Häufige Fragen zu Grüppchenbildung im Team
Muss ich private Freundschaften im Team unterbinden?
Nein. Private Freundschaften sind kein Führungsproblem, solange sie Fairness, Zusammenarbeit und Informationsfluss nicht beeinträchtigen. Greifen Sie erst ein, wenn andere ausgeschlossen werden, Entscheidungen verzerrt werden oder Leistung darunter leidet.
Darf ich selbst Teil einer informellen Gruppe sein?
Als Führungskraft sollten Sie Nähe bewusst dosieren. Sie dürfen gute Beziehungen haben, müssen aber sichtbar fair bleiben. Wenn bestimmte Mitarbeitende regelmäßig früher informiert oder stärker einbezogen werden, entsteht schnell der Eindruck von Bevorzugung.
Wie gehe ich mit Mitarbeitenden um, die sich bewusst abgrenzen?
Suchen Sie zuerst das Gespräch und klären Sie die Funktion der Abgrenzung. Manche schützen sich vor Überlastung, andere fühlen sich nicht gesehen, wieder andere nutzen Abgrenzung als Machtmittel. Je nach Ursache brauchen Sie Unterstützung, Wertschätzung, klare Erwartungen oder Konsequenz.
Was mache ich, wenn neue Mitarbeitende keinen Anschluss finden?
Gestalten Sie Onboarding nicht nur fachlich, sondern sozial. Legen Sie feste Ansprechpersonen fest, schaffen Sie gemeinsame Arbeitsformate und achten Sie darauf, dass neue Mitarbeitende in Meetings aktiv eingebunden werden. Anschluss entsteht selten automatisch, wenn ein Team bereits feste Gruppen gebildet hat.

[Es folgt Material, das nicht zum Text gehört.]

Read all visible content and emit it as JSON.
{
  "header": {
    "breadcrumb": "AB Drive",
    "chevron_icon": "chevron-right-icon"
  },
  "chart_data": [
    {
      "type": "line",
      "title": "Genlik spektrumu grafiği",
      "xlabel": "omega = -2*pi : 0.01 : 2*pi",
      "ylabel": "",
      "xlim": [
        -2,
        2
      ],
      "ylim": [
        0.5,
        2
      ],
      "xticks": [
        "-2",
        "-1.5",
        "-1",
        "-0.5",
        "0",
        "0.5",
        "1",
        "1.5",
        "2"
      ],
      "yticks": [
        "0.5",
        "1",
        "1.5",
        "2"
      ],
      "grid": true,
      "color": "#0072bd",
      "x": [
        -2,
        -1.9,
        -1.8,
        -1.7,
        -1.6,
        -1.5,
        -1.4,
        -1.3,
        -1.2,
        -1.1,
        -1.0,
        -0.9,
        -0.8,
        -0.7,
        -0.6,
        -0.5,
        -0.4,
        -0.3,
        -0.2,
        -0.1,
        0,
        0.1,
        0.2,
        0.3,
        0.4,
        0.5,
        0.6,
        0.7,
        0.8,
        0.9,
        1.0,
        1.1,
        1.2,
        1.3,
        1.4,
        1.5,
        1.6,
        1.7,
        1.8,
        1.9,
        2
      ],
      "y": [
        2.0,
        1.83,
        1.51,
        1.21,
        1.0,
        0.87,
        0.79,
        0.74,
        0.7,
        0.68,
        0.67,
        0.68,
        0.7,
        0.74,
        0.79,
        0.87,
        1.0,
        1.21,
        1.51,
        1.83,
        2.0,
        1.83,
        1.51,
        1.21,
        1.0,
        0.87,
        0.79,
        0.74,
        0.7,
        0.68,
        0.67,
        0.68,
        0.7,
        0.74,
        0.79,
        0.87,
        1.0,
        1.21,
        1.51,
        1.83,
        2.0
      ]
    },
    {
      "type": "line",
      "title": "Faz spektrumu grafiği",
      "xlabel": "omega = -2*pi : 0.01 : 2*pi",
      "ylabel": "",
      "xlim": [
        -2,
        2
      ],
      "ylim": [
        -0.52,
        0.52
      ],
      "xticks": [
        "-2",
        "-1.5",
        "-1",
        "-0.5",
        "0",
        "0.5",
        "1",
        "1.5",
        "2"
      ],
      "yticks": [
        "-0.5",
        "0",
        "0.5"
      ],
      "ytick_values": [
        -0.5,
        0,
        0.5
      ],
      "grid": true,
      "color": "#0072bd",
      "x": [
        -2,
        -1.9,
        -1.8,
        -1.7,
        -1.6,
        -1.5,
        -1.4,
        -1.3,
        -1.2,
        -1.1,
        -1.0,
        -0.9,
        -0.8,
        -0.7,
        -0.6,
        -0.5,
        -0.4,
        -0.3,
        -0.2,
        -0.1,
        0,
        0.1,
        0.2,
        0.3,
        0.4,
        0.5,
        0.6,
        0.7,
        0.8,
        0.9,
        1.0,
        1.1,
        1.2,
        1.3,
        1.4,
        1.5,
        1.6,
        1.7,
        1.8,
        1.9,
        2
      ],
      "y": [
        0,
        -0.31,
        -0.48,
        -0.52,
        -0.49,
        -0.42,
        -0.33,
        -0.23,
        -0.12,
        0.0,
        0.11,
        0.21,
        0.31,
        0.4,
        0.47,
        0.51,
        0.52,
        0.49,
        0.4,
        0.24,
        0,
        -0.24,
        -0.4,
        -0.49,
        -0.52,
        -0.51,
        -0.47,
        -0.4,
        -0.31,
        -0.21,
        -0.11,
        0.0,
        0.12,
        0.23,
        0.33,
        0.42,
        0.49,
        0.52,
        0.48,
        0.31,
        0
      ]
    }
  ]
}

Wie verhindere ich Grüppchenbildung in hybriden Teams?
Hybride Teams brauchen besonders klare Kommunikationsregeln. Alles Relevante gehört in gemeinsame Kanäle, nicht in zufällige Bürogespräche. Sonst entsteht schnell eine Nähegruppe vor Ort und eine entfernte Gruppe im Homeoffice.